Le 8 juin 1967, au cours de la guerre dite des Six Jours, Israël a attaqué un navire américain, l’USS Liberty, au large de la péninsule du Sinaï, faisant 34 morts et environ 173 blessés (5). Or, tout comme pour les bâtiments humanitaires de la Flottille de la Liberté, l’attaque israélienne d’une durée de 75 minutes, en trois vagues successives, avait été délibérée, selon les termes du Secrétaire d’Etat de l’époque, Dean Rusk, et coordonnée, sur une longue période, par les états-majors de la marine, de l’aviation et des commandos. Il ne s’agissait pas, comme a voulu le faire accroire Israël, d’un « accident tragique », le résultat d’une erreur sur l’identité du bâtiment de surveillance US à fort équipement technologique en ces années-là, confondu avec un vieux rafiot égyptien, malgré le bannière étoilée flottant haut. Tout comme, lors des derniers événements, « alors qu’à bord, tout le monde se préparait à abandonner le navire, ils (les Israéliens) ont mitraillé les embarcations de sauvetage qui avaient été abaissées pour l’embarquement des survivants, en totale violation de la Convention de Genève » (6).
Or, le degré de préparation de l’opération contre le Mavi Marmara s’apparente à celle visant l’USS Liberty à bien des égards : le déploiement de l’unité Masada, commando spécialisé dans la pénétration de cellules de prison, les commandos de la marine soutenus par les unités de la police spéciale anti-terroriste, le recours à une unité canine, des camps de détention de masse mis en place dans le port d’Ashdod et un bouclier électronique pour empêcher la diffusion d’informations sur la capture du vaisseau et la détention de ses passagers.
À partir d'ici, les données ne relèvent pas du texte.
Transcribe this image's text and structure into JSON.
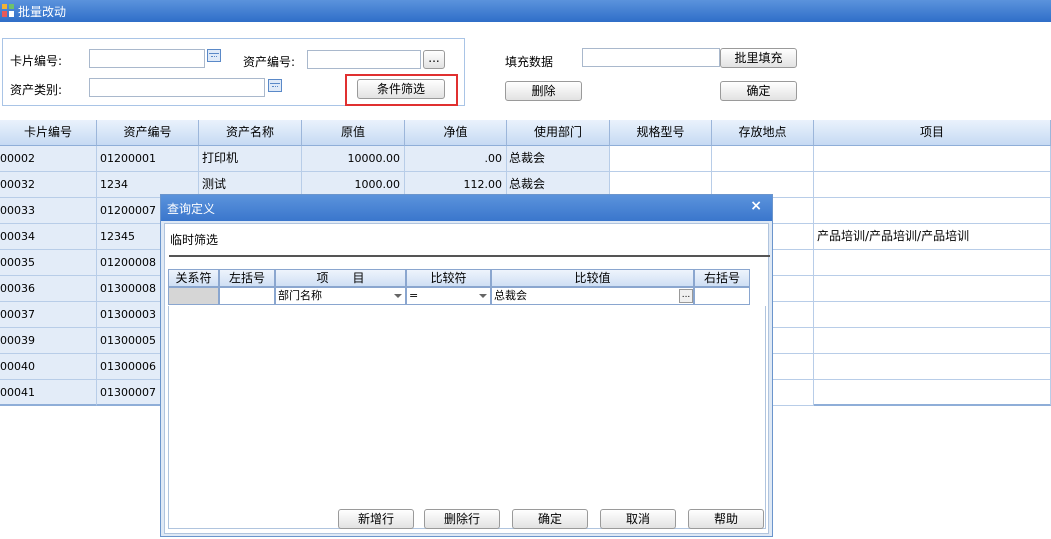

Mais, qui plus est, il est impossible que, vu l’étroitesse des liens entre Israël et l’OTAN, cette dernière, et les Etats-Unis qui en ont le commandement, n’ait pas été informée de l’attaque (6). Israël est associée aux opérations de l’OTAN dans le cadre d’un « Programme de coopération individuelle » ratifiée trois semaines avant l’attaque israélienne contre Gaza en décembre 2008 qui inclut un échange d’informations, une connexion d’Israël au système électronique de l’OTAN, l’augmentation des manœuvres militaires communes, l’élargissement de la coopération contre la prolifération nucléaire !!!
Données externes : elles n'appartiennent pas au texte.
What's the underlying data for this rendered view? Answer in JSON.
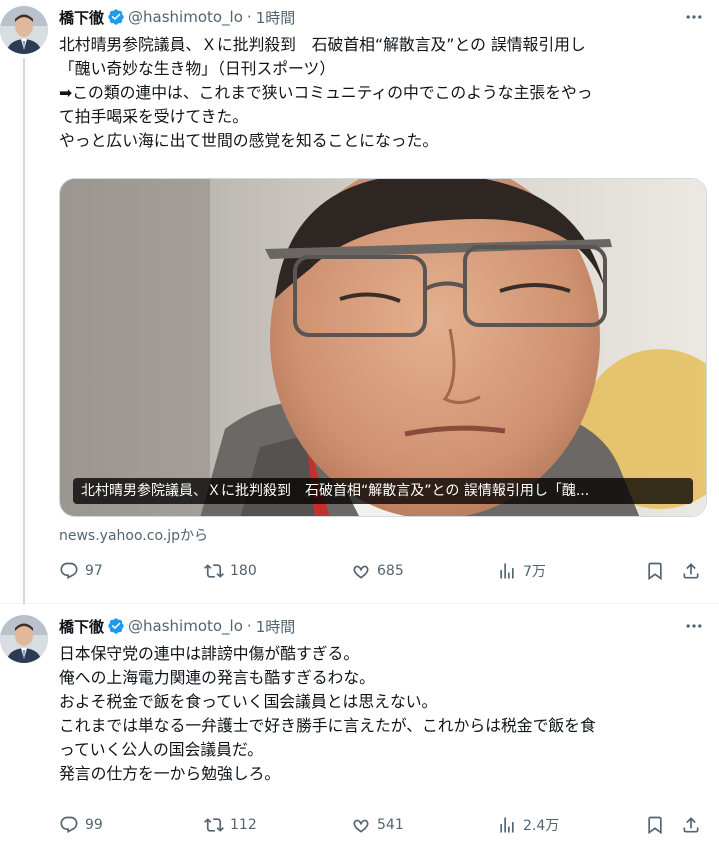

Depuis 1967, les dessous de l’affaire de l’USS Liberty sont encore sous scellés et pendant des décennies, la version officielle a été un ramassis de mensonges. En sera-t-il de même de la Flottille de la Liberté ? N’y aura-t-il, comme par le passé, aucune sanction contre Israël, aucun jugement de ceux qui ont commis ces crimes, de guerre ou crimes ordinaires de personnes non armées au cours d’une attaque planifiée ou de piraterie, alors que, depuis peu, la définition de cette dernière s’est élargie pour inclure « toutes les agressions réussies comme les tentatives d’attaque contre tout bâtiment, indépendamment du fait qu’il se trouve dans un port, au mouillage ou en mer » ?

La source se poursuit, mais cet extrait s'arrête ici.